A few comments. It seems like retries are actually enabled (they're enabled by default). How are you measuring whether a request hits the downed target server? Is it based off of the returned response?

Also it seems like the docs are incorrect right now. But the correct way to specify ServerUnhealthyResponse is the same way as SuccessResponse as so:

<ServerUnhealthyResponse>

<ResponseCode>400</ResponseCode>

</ServerUnhealthyResponse>

ps: We have filed a doc bug.

How can you tell retries are enabled by default? I don't see that in documentation either. As for the downed target, we are just watching traces and seeing that once brought down, no calls are going to that instance (at least not in the trace). Once the target comes back up, it starts taking traffic again. That's weird right?

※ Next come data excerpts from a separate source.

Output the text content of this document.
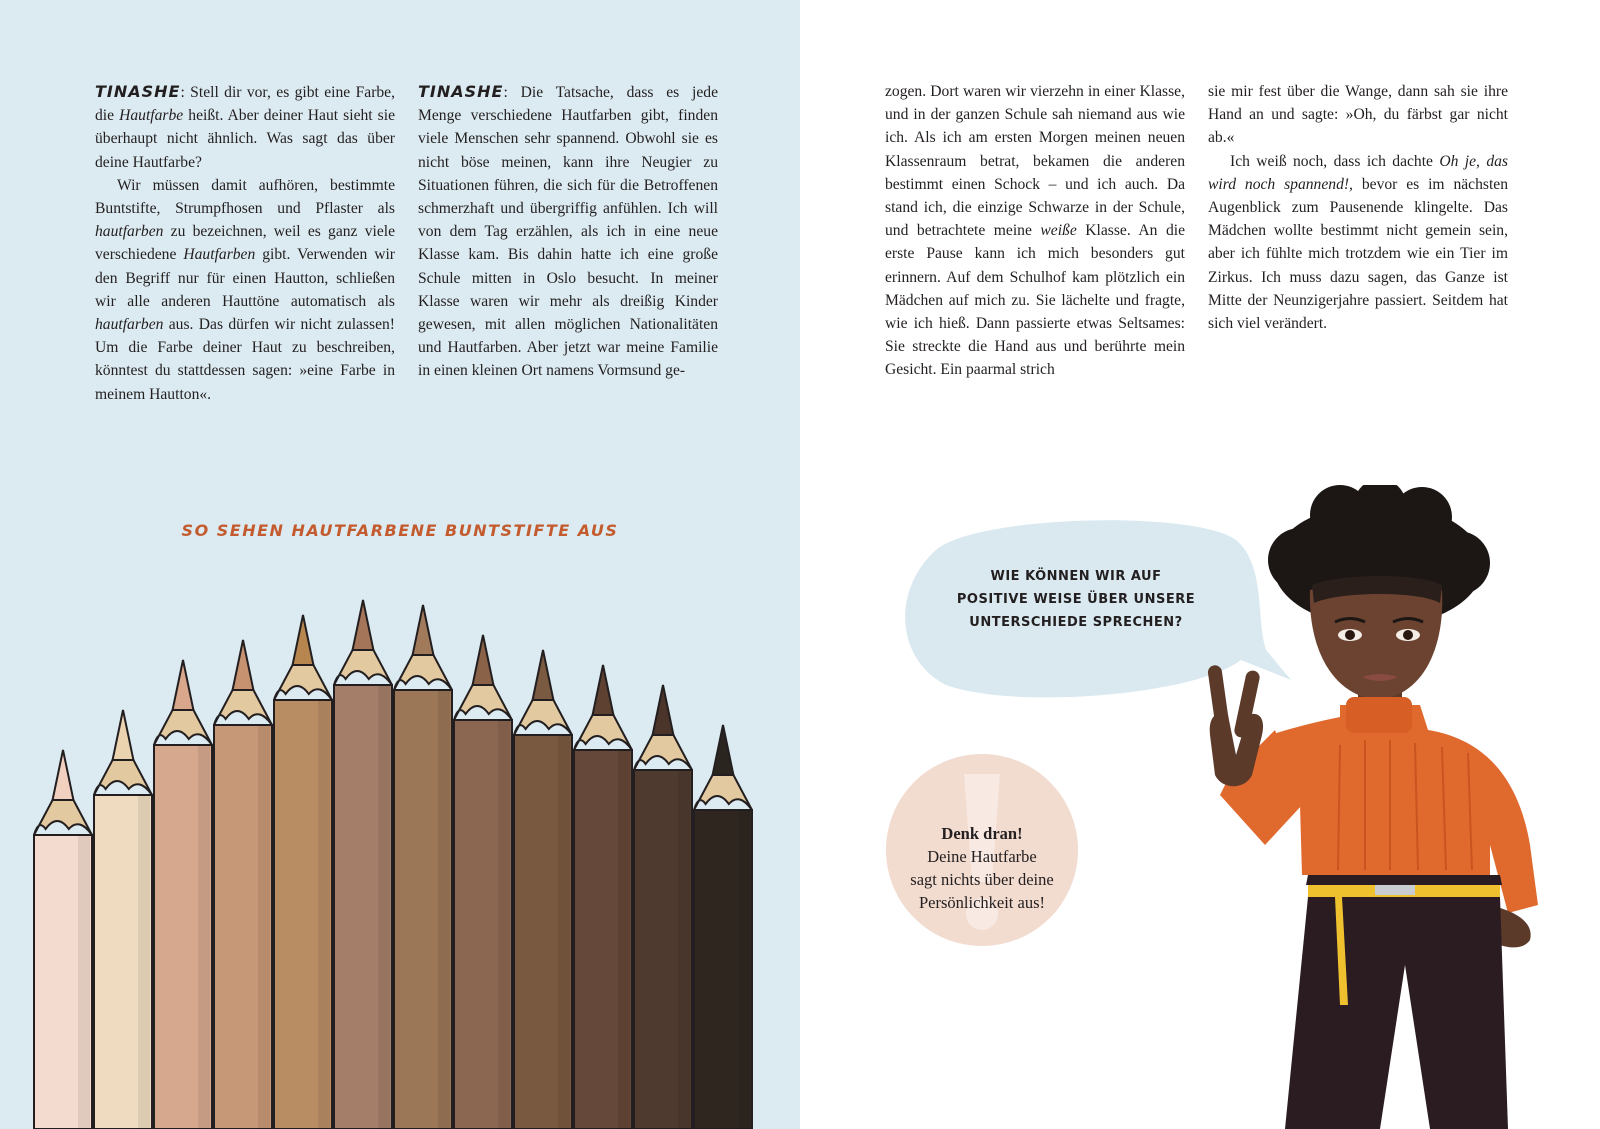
TINASHE: Stell dir vor, es gibt eine Farbe, die Hautfarbe heißt. Aber deiner Haut sieht sie überhaupt nicht ähnlich. Was sagt das über deine Hautfarbe?

Wir müssen damit aufhören, bestimmte Buntstifte, Strumpfhosen und Pflaster als hautfarben zu bezeichnen, weil es ganz viele verschiedene Hautfarben gibt. Verwenden wir den Begriff nur für einen Hautton, schließen wir alle anderen Hauttöne automatisch als hautfarben aus. Das dürfen wir nicht zulassen! Um die Farbe deiner Haut zu beschreiben, könntest du stattdessen sagen: »eine Farbe in meinem Hautton«.

TINASHE: Die Tatsache, dass es jede Menge verschiedene Hautfarben gibt, finden viele Menschen sehr spannend. Obwohl sie es nicht böse meinen, kann ihre Neugier zu Situationen führen, die sich für die Betroffenen schmerzhaft und übergriffig anfühlen. Ich will von dem Tag erzählen, als ich in eine neue Klasse kam. Bis dahin hatte ich eine große Schule mitten in Oslo besucht. In meiner Klasse waren wir mehr als dreißig Kinder gewesen, mit allen möglichen Nationalitäten und Hautfarben. Aber jetzt war meine Familie in einen kleinen Ort namens Vormsund ge-

SO SEHEN HAUTFARBENE BUNTSTIFTE AUS

zogen. Dort waren wir vierzehn in einer Klasse, und in der ganzen Schule sah niemand aus wie ich. Als ich am ersten Morgen meinen neuen Klassenraum betrat, bekamen die anderen bestimmt einen Schock – und ich auch. Da stand ich, die einzige Schwarze in der Schule, und betrachtete meine weiße Klasse. An die erste Pause kann ich mich besonders gut erinnern. Auf dem Schulhof kam plötzlich ein Mädchen auf mich zu. Sie lächelte und fragte, wie ich hieß. Dann passierte etwas Seltsames: Sie streckte die Hand aus und berührte mein Gesicht. Ein paarmal strich

sie mir fest über die Wange, dann sah sie ihre Hand an und sagte: »Oh, du färbst gar nicht ab.«

Ich weiß noch, dass ich dachte Oh je, das wird noch spannend!, bevor es im nächsten Augenblick zum Pausenende klingelte. Das Mädchen wollte bestimmt nicht gemein sein, aber ich fühlte mich trotzdem wie ein Tier im Zirkus. Ich muss dazu sagen, das Ganze ist Mitte der Neunzigerjahre passiert. Seitdem hat sich viel verändert.

WIE KÖNNEN WIR AUF
POSITIVE WEISE ÜBER UNSERE
UNTERSCHIEDE SPRECHEN?
Denk dran!
Deine Hautfarbe
sagt nichts über deine
Persönlichkeit aus!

@Dino-at-Google - Hey Dino, not EXACTLY the subject of this thread, but related to LB behavior and documentation. I filed another case (1473715) for <IsFallback>true</IsFallback>. Basically traffic is sent to all 3 targets even though target_3 is defined as fallback. fyi.

Is it possible that some of this functionality has changed or is no longer supported? We have users applying this in production and lately it seems like I'm fielding many incinsistent behavior questions.